SQL Joins
Left Join
Query all rows in the left-hand side, matching data from the right-hand side if possible but returning NULL data otherwise.
One common use case is joining derivative data back to the original table.
SELECT *
FROM people
LEFT JOIN (
SELECT FamilyID, COUNT(*) AS FamilySize FROM people GROUP BY FamilyID
) AS r
ON people.FamilyID = r.FamilyIDCan take multiple right-hand side tables.
SELECT *
FROM people
LEFT JOIN (
SELECT FamilyID, COUNT(*) AS FamilySize FROM people GROUP BY FamilyID
) AS r1
ON people.FamilyID = r1.FamilyID
LEFT JOIN (
SELECT FamilyID, ID as HeadOfHouseholdID
FROM (
SELECT FamilyID, ID, ROW_NUMBER() OVER (PARTITION BY FamilyID) AS row_number
FROM people
)
WHERE row_number = 1
) AS r2
ON people.FamilyID = r2.FamilyID
Tips
Duplicate Columns
Joins will result in duplicate columns, if only on the key column used in the ON clause.

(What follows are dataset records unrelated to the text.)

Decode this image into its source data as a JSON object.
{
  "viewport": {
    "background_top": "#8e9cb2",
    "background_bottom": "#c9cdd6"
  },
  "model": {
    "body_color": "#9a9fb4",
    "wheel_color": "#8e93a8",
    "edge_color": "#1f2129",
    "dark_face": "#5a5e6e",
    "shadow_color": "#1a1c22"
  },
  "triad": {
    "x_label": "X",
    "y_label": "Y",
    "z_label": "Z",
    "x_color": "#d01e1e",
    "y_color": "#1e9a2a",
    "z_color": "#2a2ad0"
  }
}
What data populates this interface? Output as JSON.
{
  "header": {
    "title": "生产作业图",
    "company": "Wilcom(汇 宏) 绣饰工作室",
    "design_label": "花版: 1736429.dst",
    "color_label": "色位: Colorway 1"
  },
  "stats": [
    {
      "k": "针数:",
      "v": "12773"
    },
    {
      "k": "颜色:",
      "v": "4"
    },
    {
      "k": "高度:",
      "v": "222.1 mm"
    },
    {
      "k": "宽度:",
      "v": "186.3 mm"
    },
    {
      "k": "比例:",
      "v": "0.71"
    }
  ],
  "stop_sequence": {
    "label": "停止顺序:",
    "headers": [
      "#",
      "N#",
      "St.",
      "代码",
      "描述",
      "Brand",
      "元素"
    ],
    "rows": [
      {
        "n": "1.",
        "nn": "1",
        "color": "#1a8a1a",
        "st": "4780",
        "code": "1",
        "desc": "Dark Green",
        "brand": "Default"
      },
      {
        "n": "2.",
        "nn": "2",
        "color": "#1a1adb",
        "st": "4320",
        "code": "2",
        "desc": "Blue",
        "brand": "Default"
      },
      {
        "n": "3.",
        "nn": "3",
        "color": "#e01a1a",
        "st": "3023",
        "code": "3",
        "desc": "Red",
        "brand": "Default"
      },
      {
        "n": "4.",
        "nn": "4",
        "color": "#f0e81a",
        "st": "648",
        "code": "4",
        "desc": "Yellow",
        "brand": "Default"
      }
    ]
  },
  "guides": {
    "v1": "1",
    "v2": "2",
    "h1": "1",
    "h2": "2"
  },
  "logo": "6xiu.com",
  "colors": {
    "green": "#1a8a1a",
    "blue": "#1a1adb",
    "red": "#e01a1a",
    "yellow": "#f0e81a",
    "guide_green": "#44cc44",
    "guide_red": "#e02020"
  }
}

Some engines (like sqlite) will store these duplicates with sequential names like ID:1.
Sometimes the only solution is to avoid *, and actually list the requested columns.
UPDATE FROM
In some circumstances, UPDATE FROM is a more appropriate option.
UPDATE people
SET LastName = r.LastName,
FirstName = r.FirstName,
FROM (
SELECT LastName, FirstName
FROM people_pii
) AS r
WHERE people.ID = r.ID
ON vs WHERE
The following queries are not interchangeable: ON clauses are evaluated at match time, while WHERE clauses are evaluated after matching.
SELECT * FROM transactions LEFT JOIN people ON people.ID=transactions.ID WHERE transactions.ID = 1
This will return only the rows in people where ID = 1.
SELECT *
FROM transactions
LEFT JOIN people ON people.ID=transactions.ID
AND transactions.ID = 12345This will return all rows in people, but joined columns will only be non-NULL for the rows where ID = 1.